In a press conference Saturday, Baltimore Mayor Stephanie Rawlings-Blake said the city "gave those who wished to destroy space to do that as well." Today, her spokesperson insisted the mayor didn't mean she give room for vandals to destroy, but that in providing space for peaceful protests, space is inevitably provided, too, for rioters. Another spurious claim.
Nevertheless, it ought to go without saying that assaulting residents and destroying residential or commercial property has nothing to do with the cause of police reform. Perhaps the destruction of police property does, and there's been a bit of that too. Authorities say at least seven cops have been injured so far.
The protests turned violent this weekend, about a week after Freddie Gray's death. Initially protests were exclusively peaceful. But at that time, the police union compared protesters to a "lynch mob" because some protesters were allegedly calling for the six officers involved in Gray's arrest, who have been suspended with pay, to be "imprisoned immediately." The union, of course, insisted there had been no criminal wrongdoing on the part of the officers.
Yet there are still few answers as to why Gray died. Those who could provide answers—the six cops involved—have union privileges that protect them from answering questions about Gray's death immediately. In fact they have 10 days to do so. It's a frustrating reality. Someone is dead and the people who could be responsible, and who are in fact charged with enforcing the law on the rest of us, aren't having the law enforced on them in the same way. Not only that, but after someone died while in their custody, they continue to draw paychecks paid for by city taxpayers.

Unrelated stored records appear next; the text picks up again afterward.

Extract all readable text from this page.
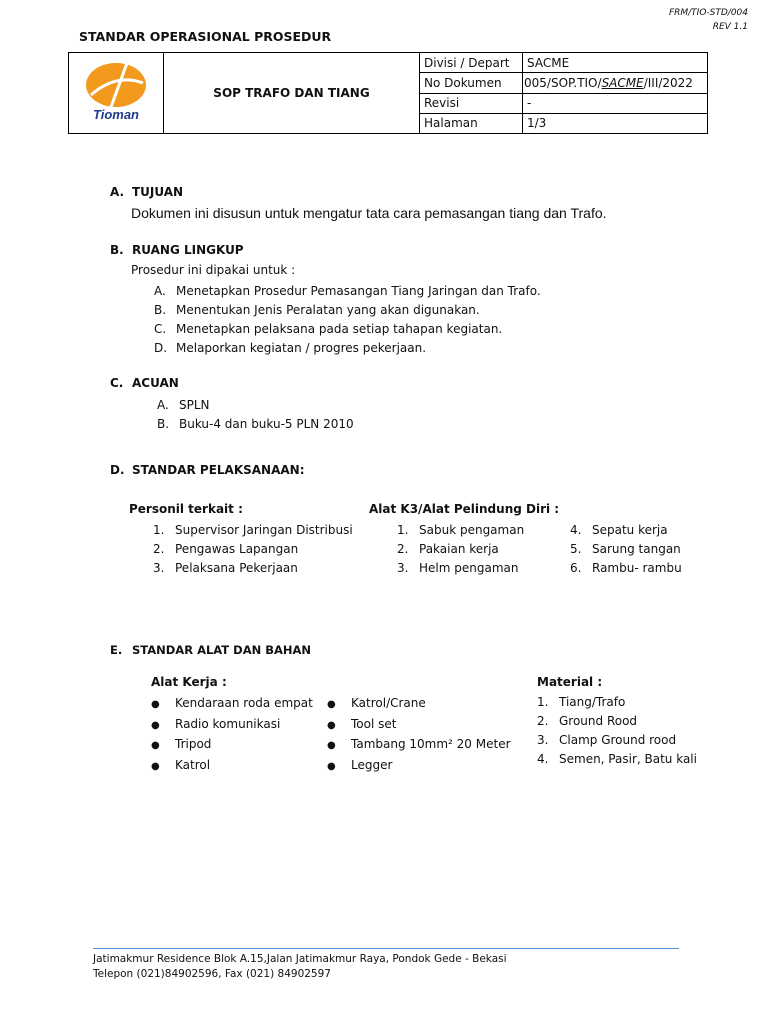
FRM/TIO-STD/004
REV 1.1
STANDAR OPERASIONAL PROSEDUR
Tioman	SOP TRAFO DAN TIANG	Divisi / Depart	SACME
		No Dokumen	005/SOP.TIO/SACME/III/2022
		Revisi	-
		Halaman	1/3
A. TUJUAN
Dokumen ini disusun untuk mengatur tata cara pemasangan tiang dan Trafo.
B. RUANG LINGKUP
Prosedur ini dipakai untuk :
A. Menetapkan Prosedur Pemasangan Tiang Jaringan dan Trafo.
B. Menentukan Jenis Peralatan yang akan digunakan.
C. Menetapkan pelaksana pada setiap tahapan kegiatan.
D. Melaporkan kegiatan / progres pekerjaan.
C. ACUAN
A. SPLN
B. Buku-4 dan buku-5 PLN 2010
D. STANDAR PELAKSANAAN:
Personil terkait :
1. Supervisor Jaringan Distribusi
2. Pengawas Lapangan
3. Pelaksana Pekerjaan
Alat K3/Alat Pelindung Diri :
1. Sabuk pengaman
2. Pakaian kerja
3. Helm pengaman
4. Sepatu kerja
5. Sarung tangan
6. Rambu- rambu
E. STANDAR ALAT DAN BAHAN
Alat Kerja :
● Kendaraan roda empat
● Radio komunikasi
● Tripod
● Katrol
● Katrol/Crane
● Tool set
● Tambang 10mm² 20 Meter
● Legger
Material :
1. Tiang/Trafo
2. Ground Rood
3. Clamp Ground rood
4. Semen, Pasir, Batu kali
Jatimakmur Residence Blok A.15,Jalan Jatimakmur Raya, Pondok Gede - Bekasi
Telepon (021)84902596, Fax (021) 84902597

None of this justifies violence against residents or the destruction of personal or commercial property, but it should provide some perspective as to why there's so much anger. That anger, in turn, provides cover to the kind of element that would enjoy a good riot whether or not that anger existed. There are people who would riot given any excuse—it's why riots are so common after sports championships, and the kind of anger elicited by the total lack of accountability for the death of Freddie Gray provides similar cover.
Incidents of police violence tend to become so controversial because of the lack of accountability and transparency even when the incidents may not be questionable. In many jurisdictions, thanks to union and other protections, it's very difficult to fire a cop.
Last year, a former Baltimore police officer sued the police department for allegedly failing to protect him when he tried to report a fellow officer for brutality. The city of Baltimore hasn't acknowledged a problem exists but is instead fighting the allegations in court. City council meetings about the Baltimore police tend to be full of complaints about the police department. Baltimore's political leaders insist they are improving the police department and have in the past been resentful of residents who question that claim.
But the city is limited in what it can do to improve its police department, largely because of the union rules protecting cops. It took three years (!) for the department to be able to fire a cop who berated a teenaged skateboarder in an incident caught on video.
Are the six officers who arrested Freddie Gray criminally responsible for his death? That's up to a judge and jury to decide. But the absence of a conviction should not preclude termination. Baltimore's mayor appeared to claim police-community relations were improving prior to Gray's death. That's doubtful. Firing the cops involved in his death, rather than giving them a paid vacation, could go a long way to improving those relations. Union protections prevent it. Requiring the cops involved in Gray's death to answer investigators' questions immediately might've gone a long way to prevent today's violence. Union protections prevent it.
The union called peaceful protesters a "lynch mob" days before the first protester hurled the first rock at a Baltimore cop. How much has the Baltimore police union contributed to the current situation in Baltimore. And if police union rules prevent the city from dismissing bad cops or cops whose actions harm police-community relations, aren't they a threat to public safety?